With some good help, I’ve been picking up speed on the long journey to that goal. There were dozens of technological upgrades to the site in the last year, often the result of months or years of chipping away at various challenges…
Significant technological changes to PainScience.com lately
- PainScience.com now has a more normal-ish login option. I had relied exclusively on something quirkier for many years. Thanks to this, my top tech support inquiry for a decade has almost been eliminated, freeing up quite a bit of time every week.
- Two different kinds of bookmarking bugs were finally solved. (One of those was 100% a consequence of a major technological change on iPhones, which is actually a great example of how some of my tech problems are not self-inflicted wounds — tech is always changing, and surprising often it’s for the worse.)
- Purchase confirmation emails were improved in a big way this year, all with the goal of improving deliverability. Email is kooky old tech. You would not believe how deep this rabbit hole goes.
- I launched my bulk sales program for clinicians and teachers, which required some ambitious upgrades to my e-commerce infrastructure.
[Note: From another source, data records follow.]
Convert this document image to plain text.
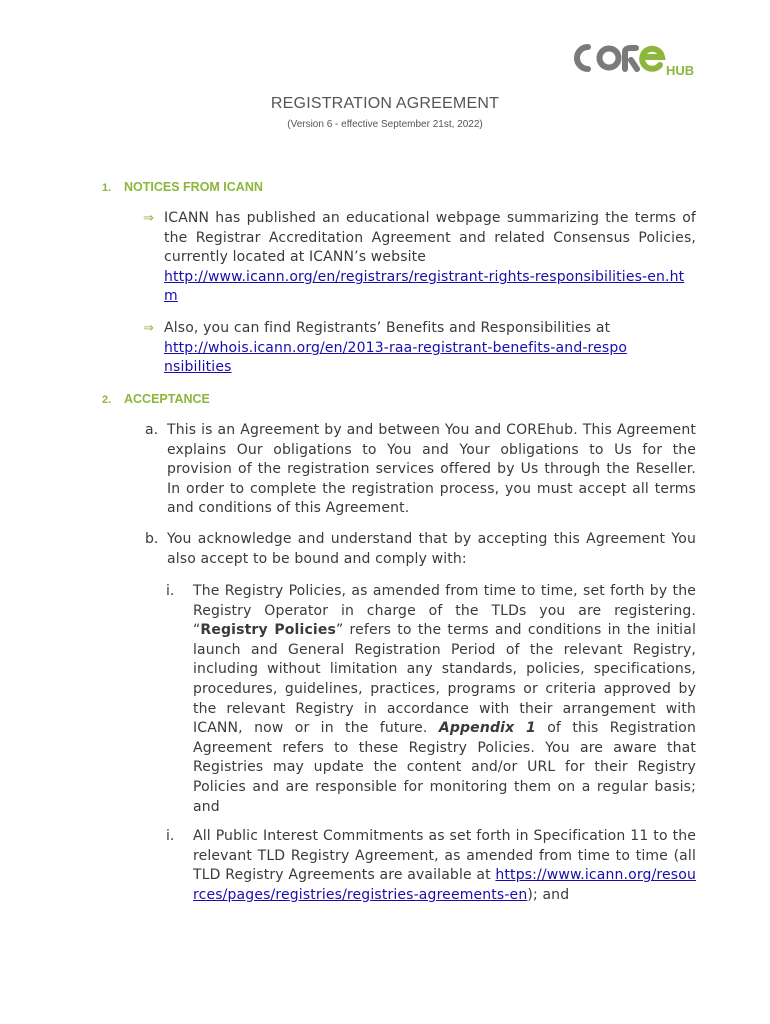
HUB
REGISTRATION AGREEMENT
(Version 6 - effective September 21st, 2022)
1. NOTICES FROM ICANN
⇒ ICANN has published an educational webpage summarizing the terms of the Registrar Accreditation Agreement and related Consensus Policies, currently located at ICANN’s website
http://www.icann.org/en/registrars/registrant-rights-responsibilities-en.htm
⇒ Also, you can find Registrants’ Benefits and Responsibilities at
http://whois.icann.org/en/2013-raa-registrant-benefits-and-responsibilities
2. ACCEPTANCE
a. This is an Agreement by and between You and COREhub. This Agreement explains Our obligations to You and Your obligations to Us for the provision of the registration services offered by Us through the Reseller. In order to complete the registration process, you must accept all terms and conditions of this Agreement.
b. You acknowledge and understand that by accepting this Agreement You also accept to be bound and comply with:
i. The Registry Policies, as amended from time to time, set forth by the Registry Operator in charge of the TLDs you are registering. “Registry Policies” refers to the terms and conditions in the initial launch and General Registration Period of the relevant Registry, including without limitation any standards, policies, specifications, procedures, guidelines, practices, programs or criteria approved by the relevant Registry in accordance with their arrangement with ICANN, now or in the future. Appendix 1 of this Registration Agreement refers to these Registry Policies. You are aware that Registries may update the content and/or URL for their Registry Policies and are responsible for monitoring them on a regular basis; and
i. All Public Interest Commitments as set forth in Specification 11 to the relevant TLD Registry Agreement, as amended from time to time (all TLD Registry Agreements are available at https://www.icann.org/resources/pages/registries/registries-agreements-en); and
- At long last, I have more or less “mastered” my personal webdev environment. I finally really and truly have a good understanding of how to install and configure the web-development technologies on my Mac, the “AMP stack” (Apache, MySql, PHP). I’d been getting by for years with a half-arsed grasp of it all. It is great to finally have a whole-arsed grasp.
- For years I had a weird problem with Google think there were thousands of broken links on PainScience.com, but they weren’t actually broken links. Breathed a sigh of relief when I finally fixed that.
- All over the site, internal links (links to other locations on the same page) are now visually distinctive, green instead of blue. It’s a simple, nice upgrade I’d had in mind since about 2012. Better late than never.
- I now have an excellent custom analytics system for monitoring the effect of website changes on sales. Creating this system involved the largest investment I’ve made in the business in years, but it’s a vital tool for making sure PainScience.com continues to thrive for many years to come. For instance, as I write this, it is in the process of confirming that green buy buttons sell more books than blue.
- The new analytics system is forward looking, but I also looked back this year: I had more than a decade of messy financial and sales data that I finally cleaned up to produce my first ever all-time sales charts. Learned quite a lot from that, too.
- I got properly hacked for the first time in the history of the business. No real harm was done, and no user data was exposed, but there was an actual successful breach and a bad guy got to exploit the PainScience.com server for about a day to send about 8000 spam email messages in my name. Lovely. This inspired several overdue security upgrades, the kind of stuff that doesn’t seem all that important until you get pwned.
And that’s just the highlights! The ones that aren’t top-secret, anyway.
I could do a third this much in 2020 and feel satisfied with it! That’s a nice feeling to have.